Gene regulation and social relationships across the life course in a nonhuman primate model

Project Summary Social support and social integration are some of the most robust predictors of morbidity and mortality identified to date. This relationship arises from increased susceptibility to several of the top causes of death in the United States, including major diseases of aging such as heart disease and cancer. Recent studies

suggest that a signature of social relationships is also detectable in data on gene regulation, highlighting a potential pathway through which social ties get “under the skin” to influence health. However, despite abundant evidence that the health effects of social relationships begin early in life, no studies have related the full life

course trajectory of social relationships to data on gene regulation, or used these data to investigate why some individuals appear more susceptible to social isolation than others. The goal of this study is to address these gaps by linking fine-grained, longitudinal data on social relationships to unbiased surveys of the molecular signature of social experience. To do so, we will leverage

an established model for social relationships and health in natural animal populations, the baboons of the Amboseli ecosystem of Kenya.

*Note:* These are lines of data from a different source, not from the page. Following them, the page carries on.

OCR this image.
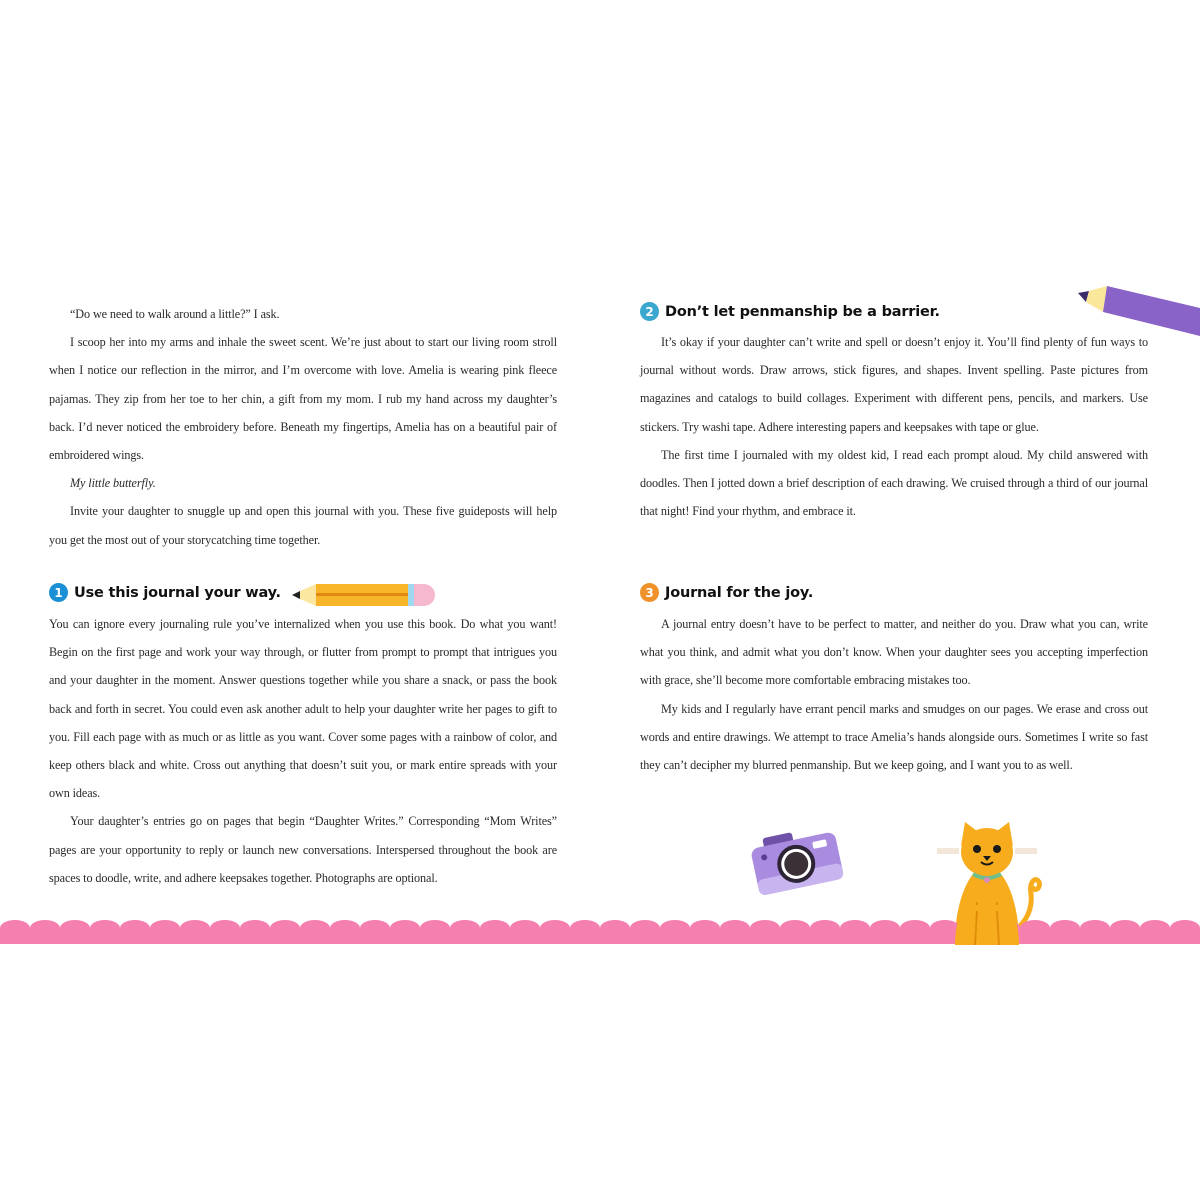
“Do we need to walk around a little?” I ask.

I scoop her into my arms and inhale the sweet scent. We’re just about to start our living room stroll when I notice our reflection in the mirror, and I’m overcome with love. Amelia is wearing pink fleece pajamas. They zip from her toe to her chin, a gift from my mom. I rub my hand across my daughter’s back. I’d never noticed the embroidery before. Beneath my fingertips, Amelia has on a beautiful pair of embroidered wings.

My little butterfly.

Invite your daughter to snuggle up and open this journal with you. These five guideposts will help you get the most out of your storycatching time together.

1 Use this journal your way.

You can ignore every journaling rule you’ve internalized when you use this book. Do what you want! Begin on the first page and work your way through, or flutter from prompt to prompt that intrigues you and your daughter in the moment. Answer questions together while you share a snack, or pass the book back and forth in secret. You could even ask another adult to help your daughter write her pages to gift to you. Fill each page with as much or as little as you want. Cover some pages with a rainbow of color, and keep others black and white. Cross out anything that doesn’t suit you, or mark entire spreads with your own ideas.

Your daughter’s entries go on pages that begin “Daughter Writes.” Corresponding “Mom Writes” pages are your opportunity to reply or launch new conversations. Interspersed throughout the book are spaces to doodle, write, and adhere keepsakes together. Photographs are optional.

2 Don’t let penmanship be a barrier.

It’s okay if your daughter can’t write and spell or doesn’t enjoy it. You’ll find plenty of fun ways to journal without words. Draw arrows, stick figures, and shapes. Invent spelling. Paste pictures from magazines and catalogs to build collages. Experiment with different pens, pencils, and markers. Use stickers. Try washi tape. Adhere interesting papers and keepsakes with tape or glue.

The first time I journaled with my oldest kid, I read each prompt aloud. My child answered with doodles. Then I jotted down a brief description of each drawing. We cruised through a third of our journal that night! Find your rhythm, and embrace it.

3 Journal for the joy.

A journal entry doesn’t have to be perfect to matter, and neither do you. Draw what you can, write what you think, and admit what you don’t know. When your daughter sees you accepting imperfection with grace, she’ll become more comfortable embracing mistakes too.

My kids and I regularly have errant pencil marks and smudges on our pages. We erase and cross out words and entire drawings. We attempt to trace Amelia’s hands alongside ours. Sometimes I write so fast they can’t decipher my blurred penmanship. But we keep going, and I want you to as well.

This population has been the subject of longitudinal study for up to 9 generations, revealing that social isolation predicts shortened lifespan in a manner highly analogous to

humans. We propose to link annual measures of social relationships, from birth through adulthood, with gene expression and chromatin accessibility data collected both at baseline and following ex vivo challenge with bacterial and viral mimics. This strategy will allow us to investigate the types of social relationships that matter

most, the timing of their effects on gene regulation, and their relevance for immune function, a primary contributor to variation in health during aging. Using these data, we will address three aims. First, we will characterize the gene regulatory signature of variation in social relationships across the life course. We will investigate the relative roles of early life,

cumulative experience, and social relationships close to the time of biological sample collection, as well as the relative importance of social relationship quantity versus quality. Second, we will assess whether individuals vary in their sensitivity to social environments based on genotype, by identifying gene-social relationship

interactions that affect gene expression. Finally, we will test the consequences of social relationship-associated gene regulation for immune defense and lifespan. In doing so, this work will shed important light on whether gene regulatory signatures of social relationships are likely to be mechanistically implicated in the link between

social relationships and health, or instead serve as passive biomarkers. Together, our results will provide the most comprehensive window into the functional genomic signature of social relationships available to date. By revealing when, how, and for whom social relationships matter most, they will therefore address three

questions of outstanding importance to understanding the role of the social environment in human health.